Um dia desse eu achei que você estivesse me perseguindo, encontrei você umas duas ou três vezes nas minhas caminhadas nos corredores da vida, o que é algo muito estranho, afinal quem diria que eu gravei o seu rosto no anonimato de toda uma multidão: Sim, eu gravei sem querer.
É mais estranho ainda pensar que você estava olhando para mim quando eu estava distraindo redigindo algum ensaio que não teria fim, você me pegou desprotegido com o seu olhar de serpente; O que você estaria pensando de mim afinal? Eu realmente não sei e conjecturo não querer saber, afinal de contas a ignorância às vezes é uma benção.
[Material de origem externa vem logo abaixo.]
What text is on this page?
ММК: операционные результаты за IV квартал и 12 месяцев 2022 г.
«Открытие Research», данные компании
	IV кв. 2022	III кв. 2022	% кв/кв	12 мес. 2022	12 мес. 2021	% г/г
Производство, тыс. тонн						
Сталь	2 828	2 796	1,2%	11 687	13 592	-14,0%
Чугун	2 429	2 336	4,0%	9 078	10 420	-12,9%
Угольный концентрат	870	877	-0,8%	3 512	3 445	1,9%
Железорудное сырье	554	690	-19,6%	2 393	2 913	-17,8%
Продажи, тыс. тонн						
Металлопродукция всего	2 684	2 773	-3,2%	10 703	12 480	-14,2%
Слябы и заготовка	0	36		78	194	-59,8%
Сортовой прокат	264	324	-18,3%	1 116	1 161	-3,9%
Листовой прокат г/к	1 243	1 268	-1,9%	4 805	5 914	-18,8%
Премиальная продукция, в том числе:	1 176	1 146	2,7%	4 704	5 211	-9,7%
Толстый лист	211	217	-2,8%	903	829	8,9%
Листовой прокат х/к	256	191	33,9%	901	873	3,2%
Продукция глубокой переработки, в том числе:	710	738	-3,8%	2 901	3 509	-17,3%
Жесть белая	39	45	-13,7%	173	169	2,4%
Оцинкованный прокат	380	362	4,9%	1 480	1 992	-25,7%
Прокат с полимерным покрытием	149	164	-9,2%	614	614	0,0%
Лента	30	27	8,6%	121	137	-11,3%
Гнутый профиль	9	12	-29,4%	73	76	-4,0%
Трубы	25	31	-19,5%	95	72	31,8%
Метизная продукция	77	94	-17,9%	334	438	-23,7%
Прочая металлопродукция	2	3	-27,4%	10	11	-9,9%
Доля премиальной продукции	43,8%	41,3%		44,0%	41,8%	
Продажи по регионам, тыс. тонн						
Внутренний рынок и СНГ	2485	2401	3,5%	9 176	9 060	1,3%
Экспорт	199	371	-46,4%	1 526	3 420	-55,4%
Entrei numa sala e encontrei meus amigos à porta cantarolando músicas bregas e sorrindo com as maiores trivialidades da vida; A cortina de fumaça do cigarro irritou minhas narinas e decidi tomar um pouco de ar, foi aí que você apareceu de novo: Com sua sandália rasteirinha, uma pulseira no braço esquerdo meio tribal e os cabelos meio à la hippie. Achei meio estranho, não esperava encontrá-la naquele digníssimo antro, mas fora deveras compreensível pensar que você fora arrastada pelos amigos.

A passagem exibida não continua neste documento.